Here are a few tips to help make reading more enjoyable for your child this summer:
Join a summer reading challenge. Many organizations, such as your local library, offer a summer reading challenge to motivate children to read. For instance, Scholastic offers a great (and free!) online Summer Reading Challenge, complete with suggested titles in a full Summer Reading Challenge Book List by age group and a Reading Timer Mobile App to help your child record reading time.
Use reading tracking sheets. Reading tracking sheets such as these and these can encourage children to track how much time they spend reading and how many books they have read. Set a goal in advance and allow children to choose a reasonable reward for achieving their goal.
Read the book before you see the movie. Here’s a list of books that are coming to theaters by this summer and beyond. After the movie, have a discussion about the similarities and differences between the book and the movie.
Rent or download books on tape. Kids can listen to them on headphones or you can listen to them together in the car to make driving time a fun family activity.
Get to the library.
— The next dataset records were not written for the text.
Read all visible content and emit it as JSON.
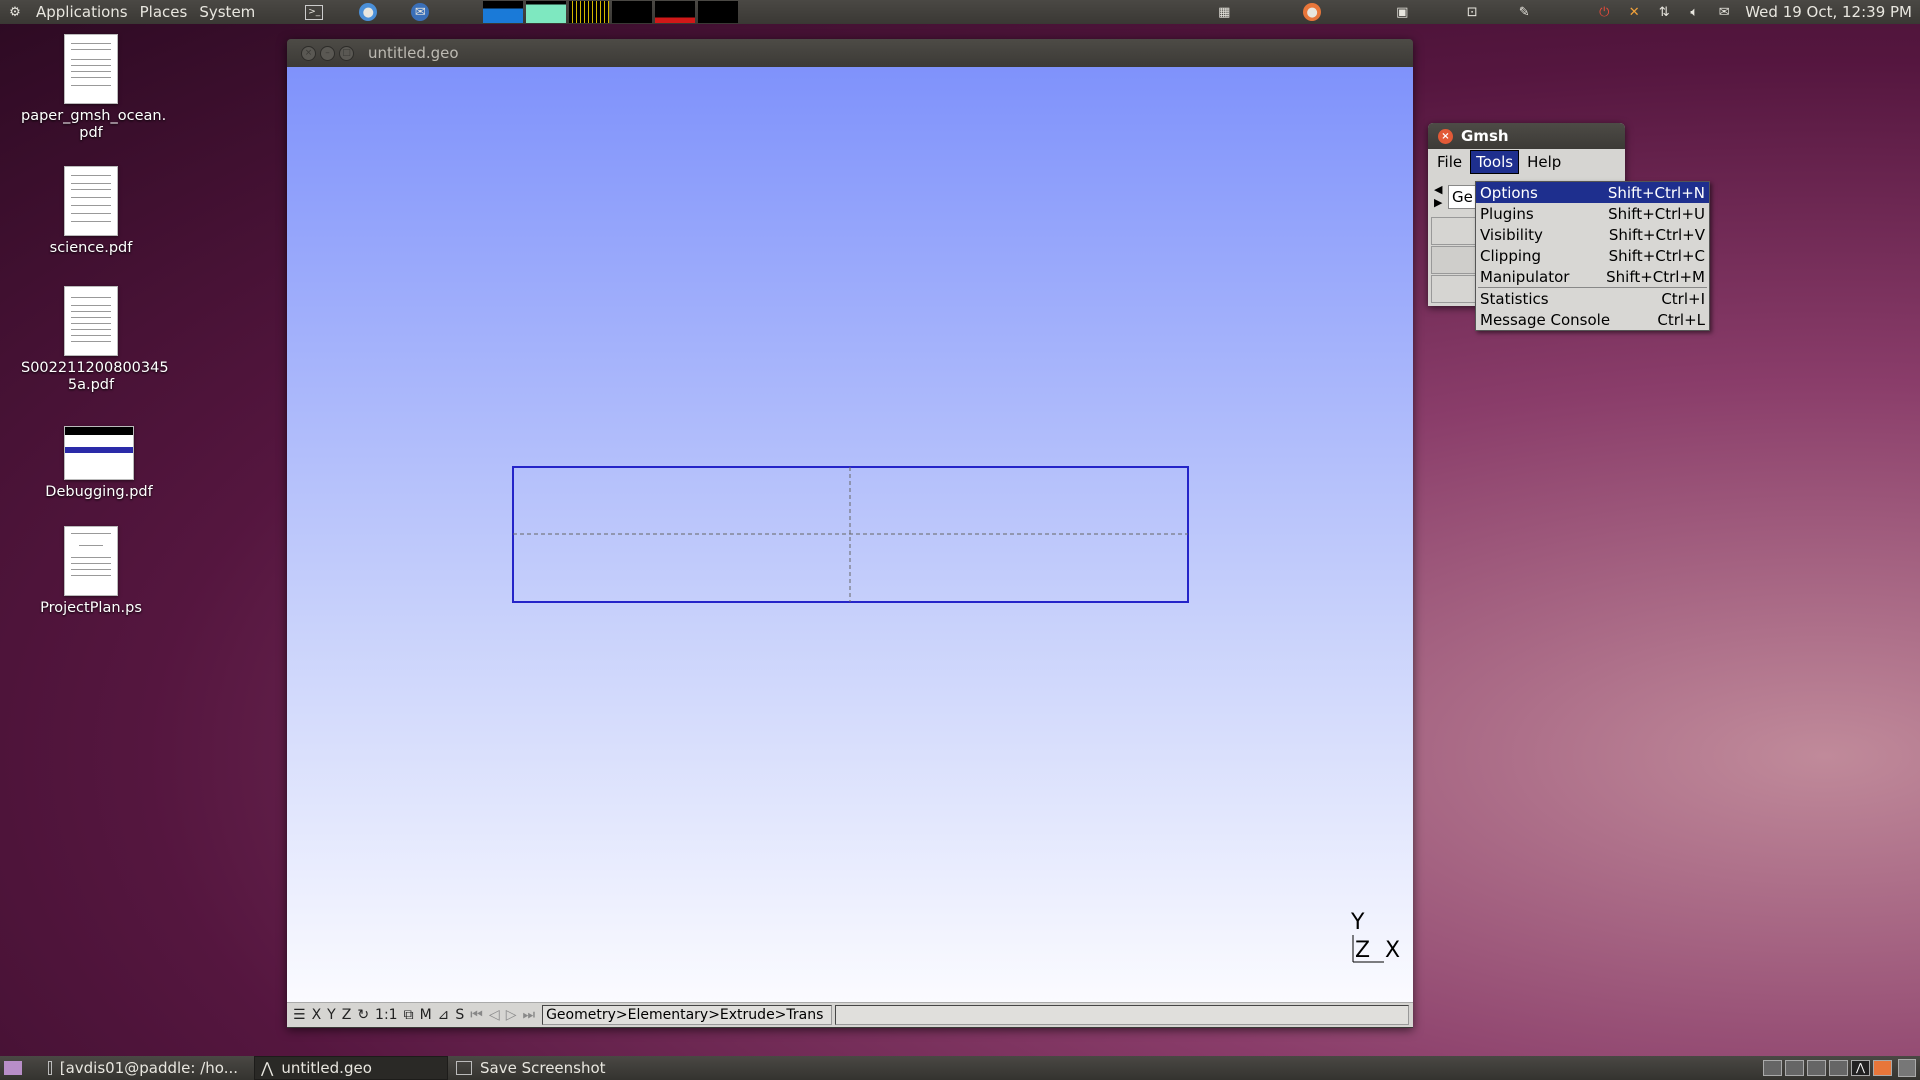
{
  "top_panel": {
    "menus": [
      "Applications",
      "Places",
      "System"
    ],
    "clock": "Wed 19 Oct, 12:39 PM"
  },
  "desktop_icons": [
    {
      "label": "paper_gmsh_ocean.\npdf"
    },
    {
      "label": "science.pdf"
    },
    {
      "label": "S002211200800345\n5a.pdf"
    },
    {
      "label": "Debugging.pdf"
    },
    {
      "label": "ProjectPlan.ps"
    }
  ],
  "main_window": {
    "title": "untitled.geo",
    "axes": {
      "y": "Y",
      "z": "Z",
      "x": "X"
    },
    "status_buttons": [
      "X",
      "Y",
      "Z",
      "1:1",
      "M",
      "S"
    ],
    "status_path": "Geometry>Elementary>Extrude>Trans"
  },
  "gmsh_window": {
    "title": "Gmsh",
    "menu": [
      "File",
      "Tools",
      "Help"
    ],
    "tree_label": "Ge"
  },
  "tools_menu": [
    {
      "label": "Options",
      "shortcut": "Shift+Ctrl+N"
    },
    {
      "label": "Plugins",
      "shortcut": "Shift+Ctrl+U"
    },
    {
      "label": "Visibility",
      "shortcut": "Shift+Ctrl+V"
    },
    {
      "label": "Clipping",
      "shortcut": "Shift+Ctrl+C"
    },
    {
      "label": "Manipulator",
      "shortcut": "Shift+Ctrl+M"
    },
    {
      "label": "Statistics",
      "shortcut": "Ctrl+I"
    },
    {
      "label": "Message Console",
      "shortcut": "Ctrl+L"
    }
  ],
  "taskbar": [
    {
      "label": "[avdis01@paddle: /ho..."
    },
    {
      "label": "untitled.geo"
    },
    {
      "label": "Save Screenshot"
    }
  ],
  "colors": {
    "accent": "#1e2f8e",
    "geometry_line": "#2424c8"
  }
}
Most libraries sponsor summer reading clubs with easy-to-reach goals for school-age children. Check your library’s calendar for special summer reading activities and events. Libraries also provide age appropriate lists for summer reading. When at the library, let kids choose what they want to read, and don’t turn your nose up at popular fiction. It will only discourage the reading habit. If children are having a hard time choosing, the classics are always a safe bet. Here is a great list of 50 books all kids should read before they are 12.
You’ve got mail. What kid doesn’t love receiving mail? Subscribe, in your child’s name, to magazines like Sports Illustrated for Kids, Highlights for Children, or National Geographic World. Ask them what they think about what they’ve read, and listen to what they say.
Read the same book your child is reading and discuss. Your child will likely be more motivated to read if they are “competing” with you to finish a book and can have discussions with you about the book while reading it.
Set a good example. Parents must be willing to model behavior for their children. Keep lots of reading material around the house. Turn off the TV and have each person read his or her book, including mom and dad. Show them reading can be fun!